一方で、一部の新機能には提供環境の違いがあります。
たとえばOpenAIのRelease Notesでは、Templatesは現時点でWork modeでは利用できないと案内されています。
また、機能は段階的に展開される場合があるため、アカウントによって表示状況が異なる可能性があります。
AI生成画像の安全対策は?
OpenAIはImages 2.5でも、プロンプトと生成画像に対する安全対策を継続しています。
また、AIで生成された画像を識別するため、C2PAメタデータと不可視のウォーターマークも引き続き利用するとしています。
画像生成AIの品質が上がるほど、生成されたコンテンツをどのように識別するかも重要な課題になります。
まとめ:ChatGPT Images 2.5は「画像生成」から「画像制作」へ
3行まとめ
- OpenAIは2026年9月8日、ChatGPT Images 2.5を発表。
- 最大50%の高速化、複数回編集の一貫性改善、Sketch、Templates、コメント編集などが追加された。
- 画像生成AIは「1枚作るツール」から、企画→生成→編集→完成までを支援する制作環境へ進化している。
今回のアップデートで特に重要なのは、単純な画質の向上だけではありません。
AIと会話しながら画像を作り、修正し、完成させるまでの工程そのものが短くなっていることです。
これはSNS運用や広告制作、Web制作など、日常的にクリエイティブを作る仕事にも大きく関係します。

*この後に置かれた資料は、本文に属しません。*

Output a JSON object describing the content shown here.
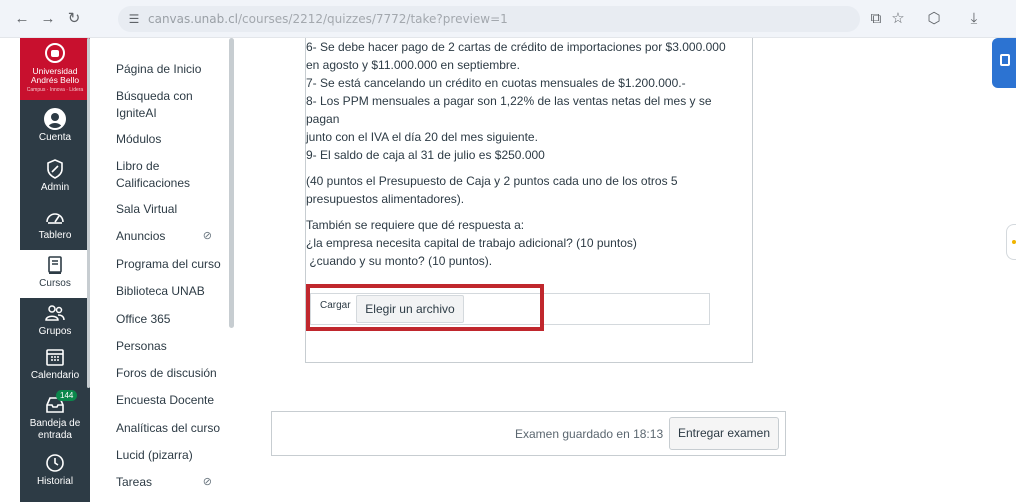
{
  "browser": {
    "url_host": "canvas.unab.cl",
    "url_path": "/courses/2212/quizzes/7772/take?preview=1"
  },
  "global_nav": {
    "logo_name": "Universidad Andrés Bello",
    "logo_tagline": "Campus · Innova · Lidera",
    "items": [
      {
        "label": "Cuenta",
        "icon": "account-icon"
      },
      {
        "label": "Admin",
        "icon": "admin-icon"
      },
      {
        "label": "Tablero",
        "icon": "dashboard-icon"
      },
      {
        "label": "Cursos",
        "icon": "courses-icon"
      },
      {
        "label": "Grupos",
        "icon": "groups-icon"
      },
      {
        "label": "Calendario",
        "icon": "calendar-icon"
      },
      {
        "label": "Bandeja de entrada",
        "icon": "inbox-icon",
        "badge": "144"
      },
      {
        "label": "Historial",
        "icon": "history-icon"
      }
    ]
  },
  "course_nav": {
    "items": [
      {
        "label": "Página de Inicio"
      },
      {
        "label": "Búsqueda con IgniteAI"
      },
      {
        "label": "Módulos"
      },
      {
        "label": "Libro de Calificaciones"
      },
      {
        "label": "Sala Virtual"
      },
      {
        "label": "Anuncios",
        "hidden": true
      },
      {
        "label": "Programa del curso"
      },
      {
        "label": "Biblioteca UNAB"
      },
      {
        "label": "Office 365"
      },
      {
        "label": "Personas"
      },
      {
        "label": "Foros de discusión"
      },
      {
        "label": "Encuesta Docente"
      },
      {
        "label": "Analíticas del curso"
      },
      {
        "label": "Lucid (pizarra)"
      },
      {
        "label": "Tareas",
        "hidden": true
      }
    ]
  },
  "question": {
    "lines": [
      "6- Se debe hacer pago de 2 cartas de crédito de importaciones por $3.000.000",
      "en agosto y $11.000.000 en septiembre.",
      "7- Se está cancelando un crédito en cuotas mensuales de $1.200.000.-",
      "8- Los PPM mensuales a pagar son 1,22% de las ventas netas del mes y se pagan",
      "junto con el IVA el día 20 del mes siguiente.",
      "9- El saldo de caja al 31 de julio es $250.000"
    ],
    "points_note_1": "(40 puntos el Presupuesto de Caja y 2 puntos cada uno de los otros 5",
    "points_note_2": "presupuestos alimentadores).",
    "extra_1": "También se requiere que dé respuesta a:",
    "extra_2": "¿la empresa necesita capital de trabajo adicional? (10 puntos)",
    "extra_3": " ¿cuando y su monto? (10 puntos)."
  },
  "upload": {
    "label": "Cargar",
    "button": "Elegir un archivo"
  },
  "footer": {
    "saved_text": "Examen guardado en 18:13",
    "submit_label": "Entregar examen"
  }
}
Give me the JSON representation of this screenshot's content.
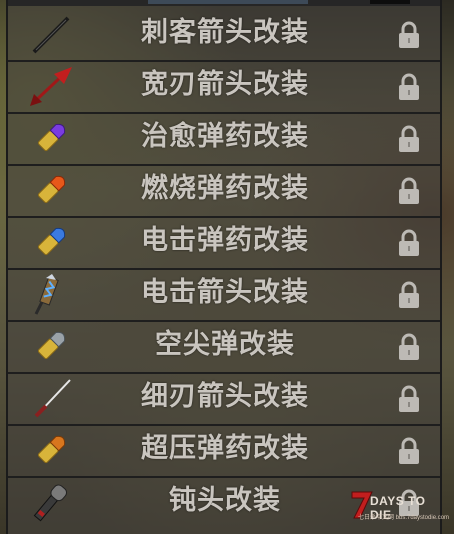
{
  "mod_list": {
    "items": [
      {
        "label": "刺客箭头改装",
        "icon": "assassin-arrow-icon",
        "locked": true
      },
      {
        "label": "宽刃箭头改装",
        "icon": "broadhead-arrow-icon",
        "locked": true
      },
      {
        "label": "治愈弹药改装",
        "icon": "purple-bullet-icon",
        "locked": true
      },
      {
        "label": "燃烧弹药改装",
        "icon": "orange-bullet-icon",
        "locked": true
      },
      {
        "label": "电击弹药改装",
        "icon": "blue-bullet-icon",
        "locked": true
      },
      {
        "label": "电击箭头改装",
        "icon": "shock-arrow-icon",
        "locked": true
      },
      {
        "label": "空尖弹改装",
        "icon": "gray-bullet-icon",
        "locked": true
      },
      {
        "label": "细刃箭头改装",
        "icon": "thin-blade-arrow-icon",
        "locked": true
      },
      {
        "label": "超压弹药改装",
        "icon": "amber-bullet-icon",
        "locked": true
      },
      {
        "label": "钝头改装",
        "icon": "blunt-tip-icon",
        "locked": true
      }
    ]
  },
  "watermark": {
    "title": "DAYS TO DIE",
    "subtitle": "七日杀中文网 bbs.7daystodie.com"
  },
  "colors": {
    "purple_tip": "#7a3ce0",
    "orange_tip": "#e8581a",
    "blue_tip": "#3a7ae0",
    "gray_tip": "#9aa2a8",
    "amber_tip": "#d8761e",
    "casing": "#d8b43a",
    "arrow_red": "#c21e1e"
  }
}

OmochiXでもImages 2.5を実際のサムネイルやSNSコンテンツ制作へ投入し、どこまで制作工程を短縮できるのか検証していきます。
出典:OpenAI「Introducing ChatGPT Images 2.5」、ChatGPT Release Notes(2026年9月8日)。機能・提供状況・生成速度などは公開時点のOpenAI公式情報を参照しています。